In an earlier statement, Poroshenko's press office said: "As a result of the conversation (between the Ukrainian president and Putin) agreement was reached on a permanent ceasefire in the Donbass.

"Mutual understanding was achieved concerning the steps which will enable the establishment of peace," it added.

There was no immediate sign on the ground of a halt in the fighting between Kiev's forces and separatists in the mainly Russian-speaking region, which is home to much of Ukraine's heavy industry.

Earlier, Putin's spokesman was quoted in Moscow by Interfax news agency as saying the Russian leader and Poroshenko had largely agreed in their telephone conversation on what needed to be done to resolve Ukraine's six-month-old crisis.

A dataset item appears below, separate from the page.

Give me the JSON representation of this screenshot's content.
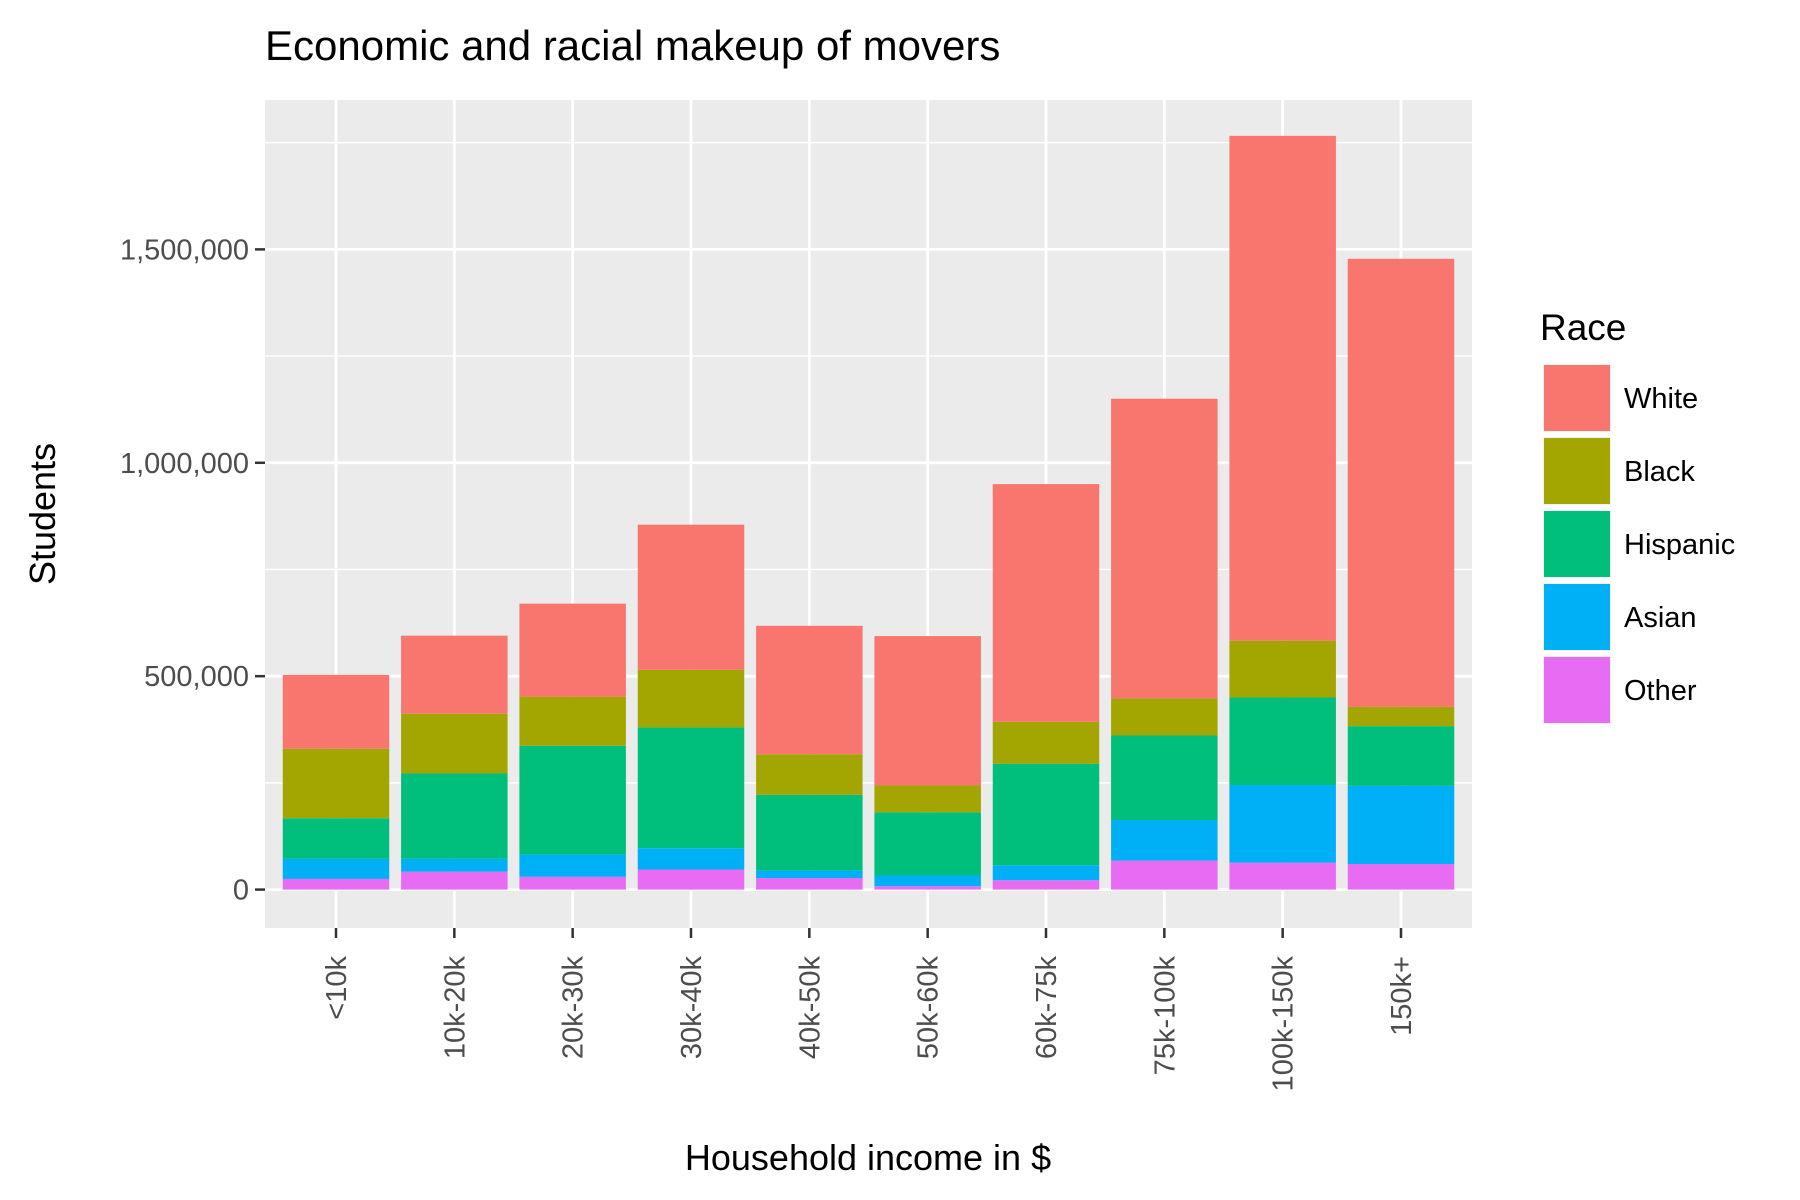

Initial reaction from Ukrainian forces was cautious.

"At the moment that journalists told me of a cease-fire, we came under fire twice," Serhiy Melnichuk, commander of the Aidar volunteer militia battalion in the Donbass, told Ukraine's 112 TV channel.

"We have received no orders yet. Russia needs to remove its forces from our territory ... We have to stop this slaughter, we are destroying the nation."

Interfax quoted a leading separatist in Donetsk, the biggest city of the Donbass, as saying the separatists were ready to halt their military operations if Kiev also accepted a ceasefire.

"If the Ukrainian side observes its promises on a ceasefire, we are ready for a political resolution of the process," said Miroslav Rudenko, a deputy in the local assembly of the self-proclaimed Donetsk people's republic.

According to the United Nations, the war has killed more than 2,600 people and driven nearly a million from their homes in eastern Ukraine.